The energy types are corrosion, freezing, heat, shock, and vibration.

Thus, protection from energy becomes protection from heat or corrosion or whatever.

Fire doesn't hurt you; heat does!
 

I'm imagining a horrifically complicated future version of DnD where fire damage is broken down into 'heat damage' and 'oxidative stress' damage :\
 

I was told by CustSupp, a long, long time ago, that the elemental energy types were Fire, Cold, Acid, Electricity, and Sonic as can be found in the energy substitution feat (although sonic has been removed from that feat in 3.5e). I was asking because I thought the positive and negative should be energy types...they said nope.

"... energy type (acid, cold, electricity, fire, or sonic)."
 

Of course, Protection from Negative Energy and Protection From Positive Energy spells exist (see Libris Mortis.) I suppose the point is that such protections cannot be gained from Resist Energy.
 

Bad Paper said:
The elements are air, earth, fire, metal, water, and wood.
The energy types are corrosion, freezing, heat, shock, and vibration.

Thus, protection from energy becomes protection from heat or corrosion or whatever.

Fire doesn't hurt you; heat does!

That does clean things up. Takes care of such things as falling into lava... its not 'fire' but it sure is hot!
 

I've always thought that if Positive and Negative Energies weren't energies, they should have named them something else. (Thesauruses must be very expensive these days.)

In 2e ("Who cares?!"), I had a magic item that protected me from Sleep and Heat... not fire, just heat. There was one dragon that had a heat breath, but I can't remember which one it was. Basically, I could stand real close to fires and be fine, but if I walked into one, I took damage.

In 3e, with the five generally accepted energies, heat becomes a subset of Fire. Doesn't make much sense to make it separate.
 

rvalle said:
This raised the question of was it the fire or heat that would cause metal weapons to melt.

One of the players asked if the Magmin were immune from Fire or Heat.
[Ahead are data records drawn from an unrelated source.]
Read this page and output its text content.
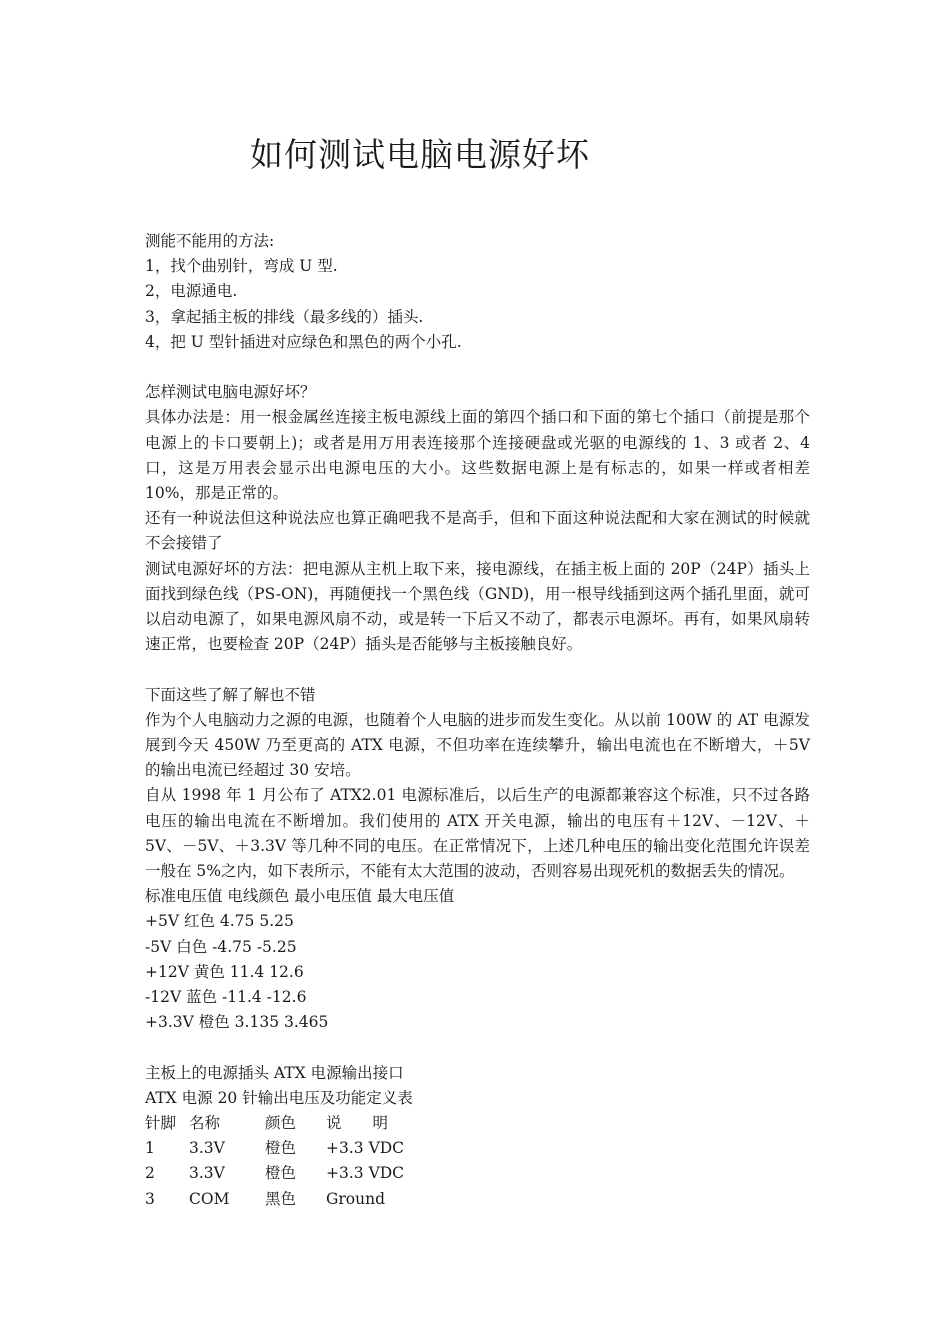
如何测试电脑电源好坏

测能不能用的方法:

1，找个曲别针，弯成 U 型.

2，电源通电.

3，拿起插主板的排线（最多线的）插头.

4，把 U 型针插进对应绿色和黑色的两个小孔.

怎样测试电脑电源好坏？

具体办法是：用一根金属丝连接主板电源线上面的第四个插口和下面的第七个插口（前提是那个电源上的卡口要朝上)；或者是用万用表连接那个连接硬盘或光驱的电源线的 1、3 或者 2、4 口，这是万用表会显示出电源电压的大小。这些数据电源上是有标志的，如果一样或者相差 10%，那是正常的。

还有一种说法但这种说法应也算正确吧我不是高手，但和下面这种说法配和大家在测试的时候就不会接错了

测试电源好坏的方法：把电源从主机上取下来，接电源线，在插主板上面的 20P（24P）插头上面找到绿色线（PS-ON)，再随便找一个黑色线（GND)，用一根导线插到这两个插孔里面，就可以启动电源了，如果电源风扇不动，或是转一下后又不动了，都表示电源坏。再有，如果风扇转速正常，也要检查 20P（24P）插头是否能够与主板接触良好。

下面这些了解了解也不错

作为个人电脑动力之源的电源，也随着个人电脑的进步而发生变化。从以前 100W 的 AT 电源发展到今天 450W 乃至更高的 ATX 电源，不但功率在连续攀升，输出电流也在不断增大，＋5V 的输出电流已经超过 30 安培。

自从 1998 年 1 月公布了 ATX2.01 电源标准后，以后生产的电源都兼容这个标准，只不过各路电压的输出电流在不断增加。我们使用的 ATX 开关电源，输出的电压有＋12V、－12V、＋5V、－5V、＋3.3V 等几种不同的电压。在正常情况下，上述几种电压的输出变化范围允许误差一般在 5%之内，如下表所示，不能有太大范围的波动，否则容易出现死机的数据丢失的情况。

标准电压值 电线颜色 最小电压值 最大电压值

+5V 红色 4.75 5.25

-5V 白色 -4.75 -5.25

+12V 黄色 11.4 12.6

-12V 蓝色 -11.4 -12.6

+3.3V 橙色 3.135 3.465

主板上的电源插头 ATX 电源输出接口

ATX 电源 20 针输出电压及功能定义表

针脚	名称	颜色	说　　明
1	3.3V	橙色	+3.3 VDC
2	3.3V	橙色	+3.3 VDC
3	COM	黑色	Ground
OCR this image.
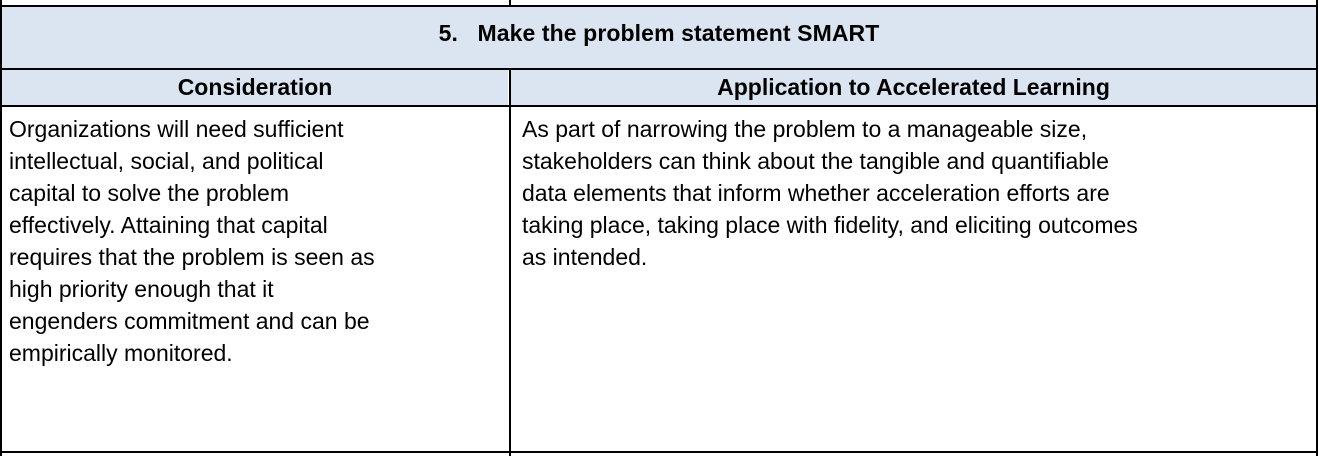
5. Make the problem statement SMART
Consideration	Application to Accelerated Learning
Organizations will need sufficient
intellectual, social, and political
capital to solve the problem
effectively. Attaining that capital
requires that the problem is seen as
high priority enough that it
engenders commitment and can be
empirically monitored.
As part of narrowing the problem to a manageable size,
stakeholders can think about the tangible and quantifiable
data elements that inform whether acceleration efforts are
taking place, taking place with fidelity, and eliciting outcomes
as intended.
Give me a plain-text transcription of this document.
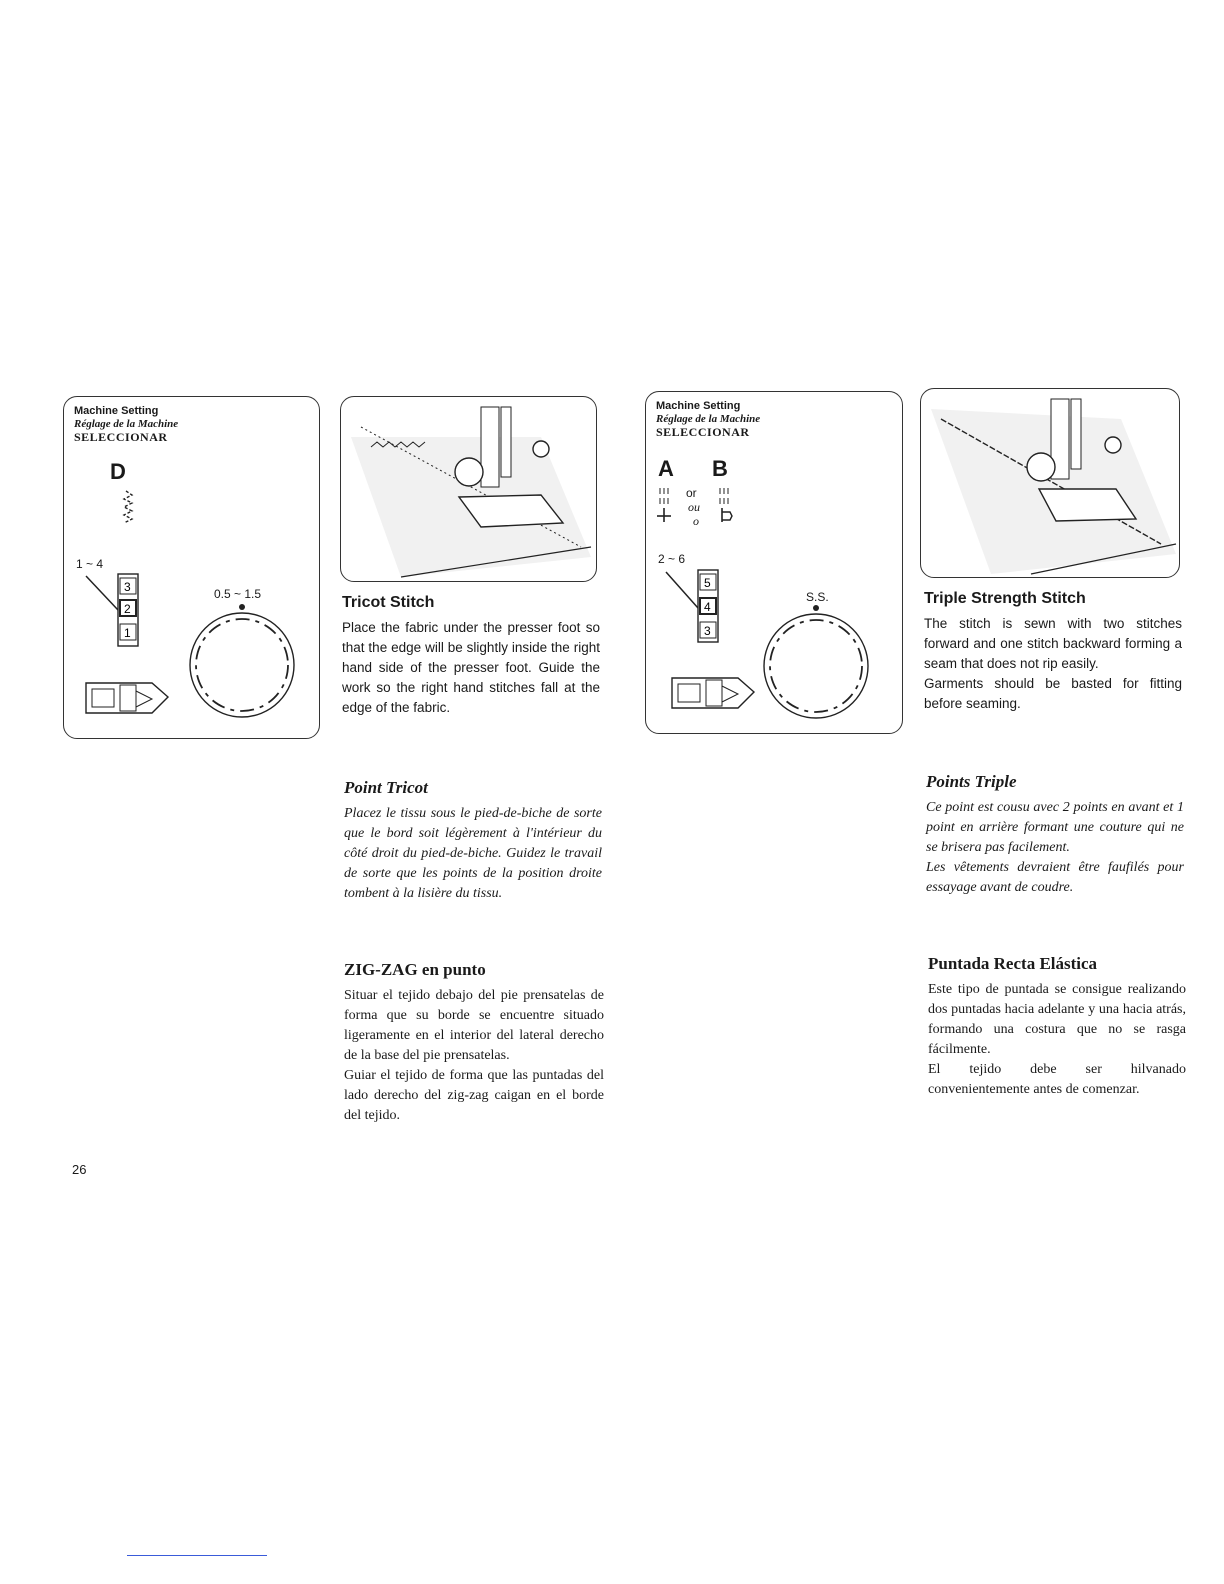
Machine Setting
Réglage de la Machine
SELECCIONAR
D
1 ~ 4
3
2
1
0.5 ~ 1.5	Tricot Stitch

Place the fabric under the presser foot so that the edge will be slightly inside the right hand side of the presser foot. Guide the work so the right hand stitches fall at the edge of the fabric.

Point Tricot

Placez le tissu sous le pied-de-biche de sorte que le bord soit légèrement à l'intérieur du côté droit du pied-de-biche. Guidez le travail de sorte que les points de la position droite tombent à la lisière du tissu.

ZIG-ZAG en punto

Situar el tejido debajo del pie prensatelas de forma que su borde se encuentre situado ligeramente en el interior del lateral derecho de la base del pie prensatelas.

Guiar el tejido de forma que las puntadas del lado derecho del zig-zag caigan en el borde del tejido.

Machine Setting
Réglage de la Machine
SELECCIONAR
A B
or
ou
o
2 ~ 6
5
4
3
S.S.	Triple Strength Stitch

The stitch is sewn with two stitches forward and one stitch backward forming a seam that does not rip easily.

Garments should be basted for fitting before seaming.

Points Triple

Ce point est cousu avec 2 points en avant et 1 point en arrière formant une couture qui ne se brisera pas facilement.

Les vêtements devraient être faufilés pour essayage avant de coudre.

Puntada Recta Elástica

Este tipo de puntada se consigue realizando dos puntadas hacia adelante y una hacia atrás, formando una costura que no se rasga fácilmente.

El tejido debe ser hilvanado convenientemente antes de comenzar.

26
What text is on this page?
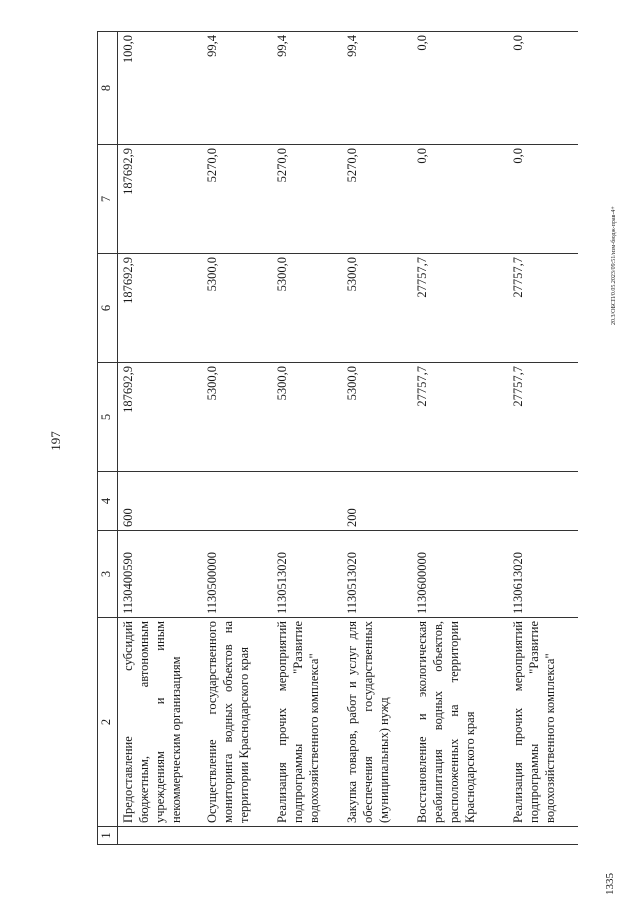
197
20.3/ОБСП/0.05.2023/09:51/изм-бюдж-прав-4+
1335
1	2	3	4	5	6	7	8
	Предоставление субсидий бюджетным, автономным учреждениям и иным некоммерческим организациям	1130400590	600	187692,9	187692,9	187692,9	100,0
	Осуществление государственного мониторинга водных объектов на территории Краснодарского края	1130500000		5300,0	5300,0	5270,0	99,4
	Реализация прочих мероприятий подпрограммы "Развитие водохозяйственного комплекса"	1130513020		5300,0	5300,0	5270,0	99,4
	Закупка товаров, работ и услуг для обеспечения государственных (муниципальных) нужд	1130513020	200	5300,0	5300,0	5270,0	99,4
	Восстановление и экологическая реабилитация водных объектов, расположенных на территории Краснодарского края	1130600000		27757,7	27757,7	0,0	0,0
	Реализация прочих мероприятий подпрограммы "Развитие водохозяйственного комплекса"	1130613020		27757,7	27757,7	0,0	0,0
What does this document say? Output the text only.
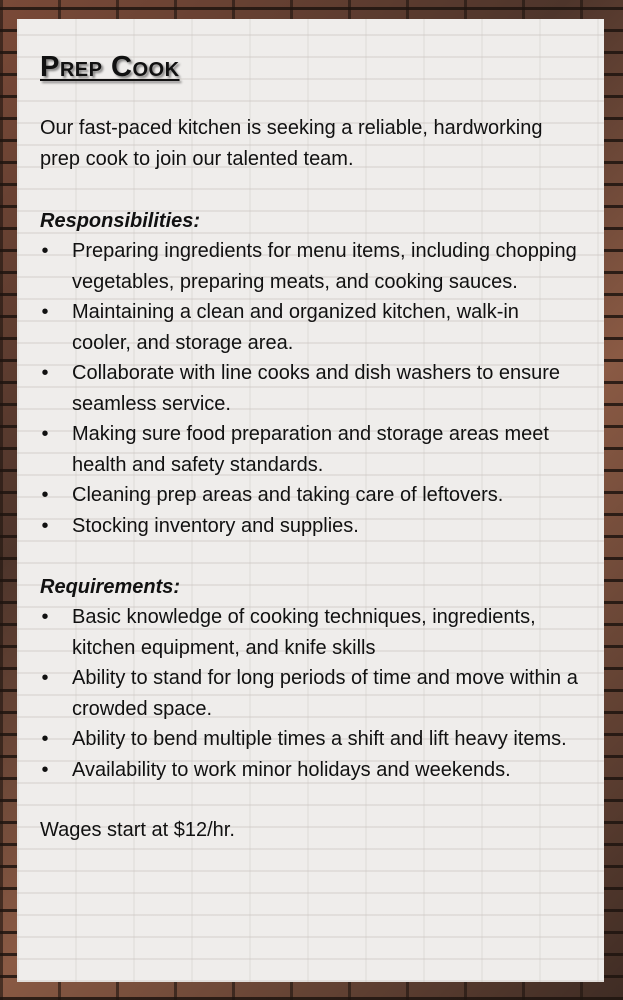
Prep Cook

Our fast-paced kitchen is seeking a reliable, hardworking prep cook to join our talented team.

Responsibilities:
• Preparing ingredients for menu items, including chopping vegetables, preparing meats, and cooking sauces.
• Maintaining a clean and organized kitchen, walk-in cooler, and storage area.
• Collaborate with line cooks and dish washers to ensure seamless service.
• Making sure food preparation and storage areas meet health and safety standards.
• Cleaning prep areas and taking care of leftovers.
• Stocking inventory and supplies.
Requirements:
• Basic knowledge of cooking techniques, ingredients, kitchen equipment, and knife skills
• Ability to stand for long periods of time and move within a crowded space.
• Ability to bend multiple times a shift and lift heavy items.
• Availability to work minor holidays and weekends.

Wages start at $12/hr.
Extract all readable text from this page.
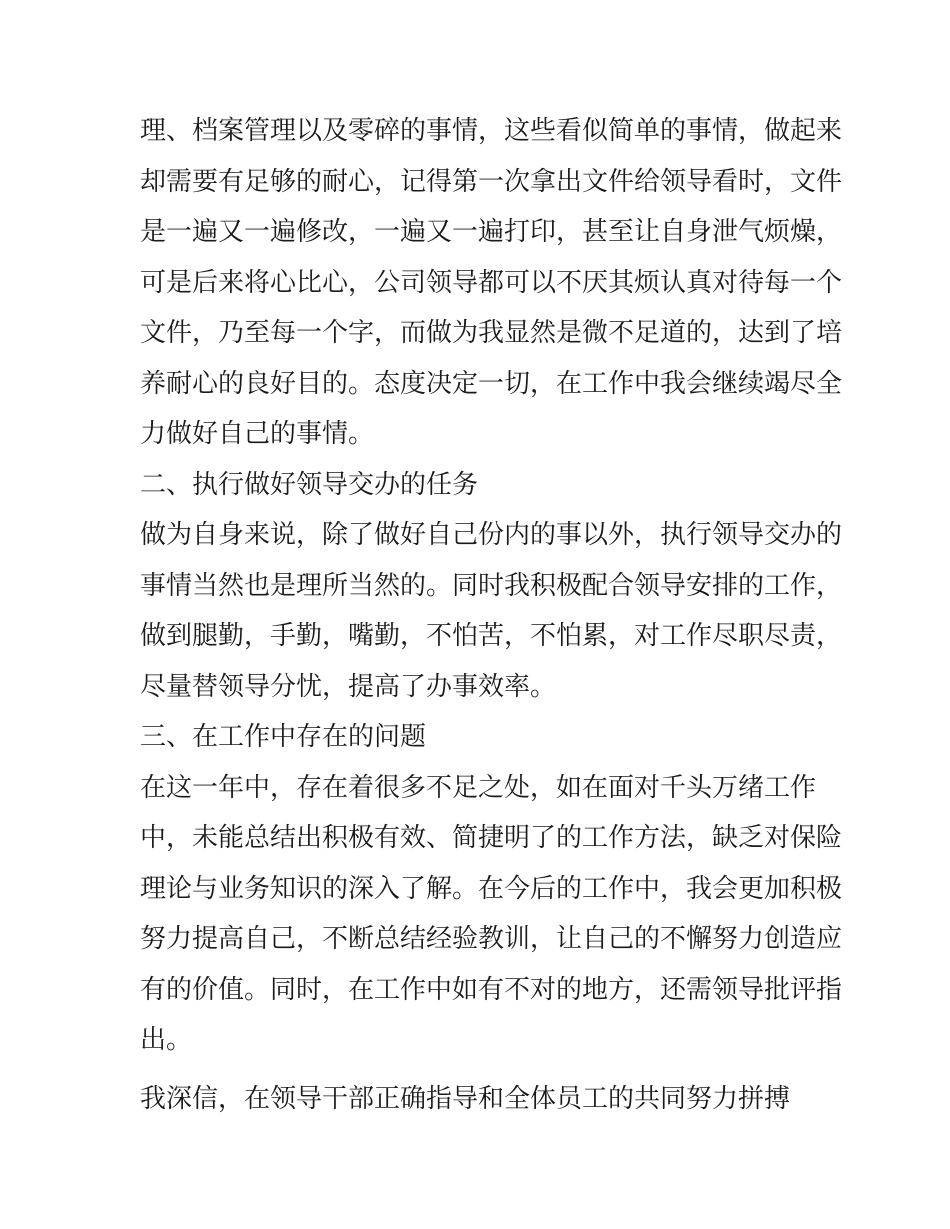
理、档案管理以及零碎的事情，这些看似简单的事情，做起来
却需要有足够的耐心，记得第一次拿出文件给领导看时，文件
是一遍又一遍修改，一遍又一遍打印，甚至让自身泄气烦燥，
可是后来将心比心，公司领导都可以不厌其烦认真对待每一个
文件，乃至每一个字，而做为我显然是微不足道的，达到了培
养耐心的良好目的。态度决定一切，在工作中我会继续竭尽全
力做好自己的事情。
二、执行做好领导交办的任务
做为自身来说，除了做好自己份内的事以外，执行领导交办的
事情当然也是理所当然的。同时我积极配合领导安排的工作，
做到腿勤，手勤，嘴勤，不怕苦，不怕累，对工作尽职尽责，
尽量替领导分忧，提高了办事效率。
三、在工作中存在的问题
在这一年中，存在着很多不足之处，如在面对千头万绪工作
中，未能总结出积极有效、简捷明了的工作方法，缺乏对保险
理论与业务知识的深入了解。在今后的工作中，我会更加积极
努力提高自己，不断总结经验教训，让自己的不懈努力创造应
有的价值。同时，在工作中如有不对的地方，还需领导批评指
出。
我深信，在领导干部正确指导和全体员工的共同努力拼搏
As they were only immune to Fire this would mean they would take 'heat' damage.


I gave it up as a bad idea and decided that Endure Elements saves them from temps below 140 and Pro Fire from Fire and Heat above that. And their weapons were safe as well.

Was that right?
Wrong. Even all the fire protection in the game world could not protect a metal weapon from being slagged. It takes a large amount of fire damage to ruin a metal weapon, 22 for a dagger, 40 for a greatsword or 60 HP for a heavy mace {fire damage normally divides by one half before hardness and HP on objects]. A magmin can effect a lot larger weapons [as they die :lol: ] Maybe 100 fire damage would be about right, allows someone with heavy fire protection and a +5 adamant blade not to slag away, does not make magmin a joke when fire protection is in play.

Melt Weapons (Ex)
Any metal weapon that strikes a magmin must succeed on a DC 12 Fortitude save or melt away into slag. The save DC is Constitution-based.

Reducing the magmin's main defensive ability should definitly reduce the creature's CR to 1. Maybe 2.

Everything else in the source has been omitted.